KPU baru saja menetapkan Daftar Pemilih Tetap (DPT) untuk Pemilu 2024 (2/7). Jumlahnya 204.807.222 pemilih yang akan menggunakan hak pilihnya di 823.220 Tempat Pemungutan Suara (TPS).
Dibanding Pemilu terakhir, jumlah pemilih tersebut naik sebanyak 14.027.253. Dengan pemilih perempuan lebih banyak 370.216 dibanding pemilih laki-laki.
Salah satu fungsi penetapan DPT jauh-jauh hari sebelum pemungutan suara adalah untuk mengejar ketepatan logistik pemilu.
Agar ratusan juta surat suara dengan puluhan ribu varian desainnya dapat dikejar produksi dan distribusinya, termasuk disusulkan jika ada yang kurang, rusak bahkan salah alamat. Pengiriman hingga ke 128 perwakilan Indonesia di mancanegara.
Tidak hanya itu, penetapan DPT juga disertai dengan penetapan jumlah TPS. Jumlah ini untuk menetapkan kepastian berapa banyak kotak suara dan bilik suara yang disediakan, formulir yang dicetak, tinta yang diproduksi hingga penyiapan honorarium bagi para petugasnya.
Penetapan TPS juga untuk membantu Bawaslu dalam memastikan kebutuhan pengawas TPS dan peserta pemilu untuk segera memetakan para saksinya. Demikian juga memudahkan pemantau pemilu untuk mendistribusikan relawan.
Semakin siap aparatur pengawas, saksi dan pemantau dalam menentukan di mana akan mengawasi, maka akan semakin menunjang terhadap integritas pemilu 2024.
Masalahnya, semakin jauh waktu penetapan DPT dengan hari pemunguatan suara, maka akan semakin mengurangi akurasi data tersebut.
Setidaknya ada jeda tujuh bulan dari Juli 2023 hingga Januari 2024 yang sangat potensial mengurangi akurasi dari DPT yang telah ditetapkan. Sementara untuk melakukan perubahan DPT perlu mendapatkan rekomendasi dari proses penindakan di Bawaslu.
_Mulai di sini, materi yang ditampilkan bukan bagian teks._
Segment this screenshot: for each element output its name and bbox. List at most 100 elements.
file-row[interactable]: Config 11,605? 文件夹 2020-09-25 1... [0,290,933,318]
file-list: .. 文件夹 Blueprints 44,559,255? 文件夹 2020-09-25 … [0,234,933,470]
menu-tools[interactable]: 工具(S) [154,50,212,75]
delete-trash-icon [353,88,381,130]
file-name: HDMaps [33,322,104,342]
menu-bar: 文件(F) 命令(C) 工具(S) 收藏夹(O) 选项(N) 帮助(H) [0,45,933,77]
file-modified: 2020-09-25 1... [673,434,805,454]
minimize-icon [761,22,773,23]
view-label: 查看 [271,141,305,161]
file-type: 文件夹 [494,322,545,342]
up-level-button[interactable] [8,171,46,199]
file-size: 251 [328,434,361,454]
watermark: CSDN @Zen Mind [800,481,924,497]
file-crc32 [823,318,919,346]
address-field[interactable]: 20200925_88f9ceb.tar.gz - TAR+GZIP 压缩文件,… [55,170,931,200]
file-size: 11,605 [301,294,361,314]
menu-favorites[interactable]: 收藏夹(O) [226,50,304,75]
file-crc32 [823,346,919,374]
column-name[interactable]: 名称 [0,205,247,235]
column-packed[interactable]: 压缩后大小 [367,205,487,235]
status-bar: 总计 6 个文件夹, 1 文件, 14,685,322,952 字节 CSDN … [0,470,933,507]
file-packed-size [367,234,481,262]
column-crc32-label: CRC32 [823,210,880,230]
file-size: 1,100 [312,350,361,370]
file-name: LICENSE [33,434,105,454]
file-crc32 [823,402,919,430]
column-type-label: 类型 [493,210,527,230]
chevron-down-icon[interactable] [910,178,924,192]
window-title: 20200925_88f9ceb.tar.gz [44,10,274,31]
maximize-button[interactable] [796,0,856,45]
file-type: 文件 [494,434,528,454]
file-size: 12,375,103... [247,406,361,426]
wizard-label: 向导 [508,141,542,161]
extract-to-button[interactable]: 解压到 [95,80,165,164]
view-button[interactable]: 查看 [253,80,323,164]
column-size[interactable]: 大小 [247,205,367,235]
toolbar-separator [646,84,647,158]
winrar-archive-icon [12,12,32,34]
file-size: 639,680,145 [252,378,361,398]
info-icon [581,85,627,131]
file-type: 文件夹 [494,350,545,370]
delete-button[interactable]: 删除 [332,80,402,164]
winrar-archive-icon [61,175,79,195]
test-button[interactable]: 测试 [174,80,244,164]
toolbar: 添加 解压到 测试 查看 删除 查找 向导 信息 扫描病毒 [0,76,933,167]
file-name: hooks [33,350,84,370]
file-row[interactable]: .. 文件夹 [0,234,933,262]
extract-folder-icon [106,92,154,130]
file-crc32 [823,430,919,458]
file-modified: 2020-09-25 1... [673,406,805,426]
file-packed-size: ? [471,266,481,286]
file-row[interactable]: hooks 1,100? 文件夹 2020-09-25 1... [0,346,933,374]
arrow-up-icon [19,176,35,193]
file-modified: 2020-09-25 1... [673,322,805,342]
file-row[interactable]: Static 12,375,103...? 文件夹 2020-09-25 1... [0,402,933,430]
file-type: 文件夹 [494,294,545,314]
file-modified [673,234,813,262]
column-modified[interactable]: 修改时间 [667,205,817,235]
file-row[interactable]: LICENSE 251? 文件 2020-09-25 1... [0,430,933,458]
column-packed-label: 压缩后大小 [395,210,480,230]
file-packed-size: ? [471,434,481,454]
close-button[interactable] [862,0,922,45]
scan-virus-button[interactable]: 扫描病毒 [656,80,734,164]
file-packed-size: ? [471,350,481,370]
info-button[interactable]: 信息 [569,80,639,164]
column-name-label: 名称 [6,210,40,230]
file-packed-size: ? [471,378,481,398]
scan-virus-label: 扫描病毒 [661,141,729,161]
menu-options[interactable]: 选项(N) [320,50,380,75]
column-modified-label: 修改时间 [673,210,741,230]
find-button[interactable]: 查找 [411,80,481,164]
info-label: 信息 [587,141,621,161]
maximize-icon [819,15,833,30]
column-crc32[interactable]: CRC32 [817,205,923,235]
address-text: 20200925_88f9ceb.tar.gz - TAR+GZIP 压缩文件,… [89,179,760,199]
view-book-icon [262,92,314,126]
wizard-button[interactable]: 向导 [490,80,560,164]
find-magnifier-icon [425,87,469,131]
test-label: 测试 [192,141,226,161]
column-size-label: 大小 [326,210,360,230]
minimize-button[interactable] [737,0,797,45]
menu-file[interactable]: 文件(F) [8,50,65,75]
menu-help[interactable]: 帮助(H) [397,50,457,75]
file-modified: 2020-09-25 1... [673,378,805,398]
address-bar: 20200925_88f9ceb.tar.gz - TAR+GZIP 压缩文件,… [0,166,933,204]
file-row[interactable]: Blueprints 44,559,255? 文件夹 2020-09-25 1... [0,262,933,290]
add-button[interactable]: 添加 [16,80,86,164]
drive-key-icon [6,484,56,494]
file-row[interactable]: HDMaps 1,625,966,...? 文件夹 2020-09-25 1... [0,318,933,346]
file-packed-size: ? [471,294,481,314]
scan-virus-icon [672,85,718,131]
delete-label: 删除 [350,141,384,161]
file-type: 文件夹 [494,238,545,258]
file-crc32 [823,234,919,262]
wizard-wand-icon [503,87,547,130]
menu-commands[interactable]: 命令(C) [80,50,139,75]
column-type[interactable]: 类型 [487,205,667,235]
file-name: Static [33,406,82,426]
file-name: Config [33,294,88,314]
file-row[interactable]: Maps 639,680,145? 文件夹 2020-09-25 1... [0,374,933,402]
Setidaknya ada tiga faktor yang mengurangi akurasi daftar pemilih, yaitu perpindahan penduduk, angka kematian, dan perekaman KTP-elektronik.
Perpindahan penduduk terjadi karena pekerjaan, pernikahan, perdagangan hingga melanjutkan pendidikan.
Dalam catatan Kemendagri, perpindahan penduduk mencapai 6,5 juta per tahun. Pada tahun 2019 di mana Pemilu terakhir dilaksanakan, BPS mencatat sebanyak 11,1 persen total penduduk Indonesia merupakan penduduk migran seumur hidup, sedangkan 2,2 persen lainnya merupakan penduduk yang pernah pindah dalam 5 tahun terakhir (migren risen).
Perpindahan penduduk inilah yang pada akhirnya mengubah informasi penting dalam DPT, yaitu alamat dan lokasi TPS.
Keterangan yang sebelumnya sudah benar pada akhirnya menjadi tidak akurat. Pemilih yang terdaftar di tempat sebelumnya pada akhirnya berpotensi tidak dapat menggunakan haknya.
Faktor berikutnya adalah kematian yang terjadi setelah DPT ditetapkan hingga hari pemungutan suara.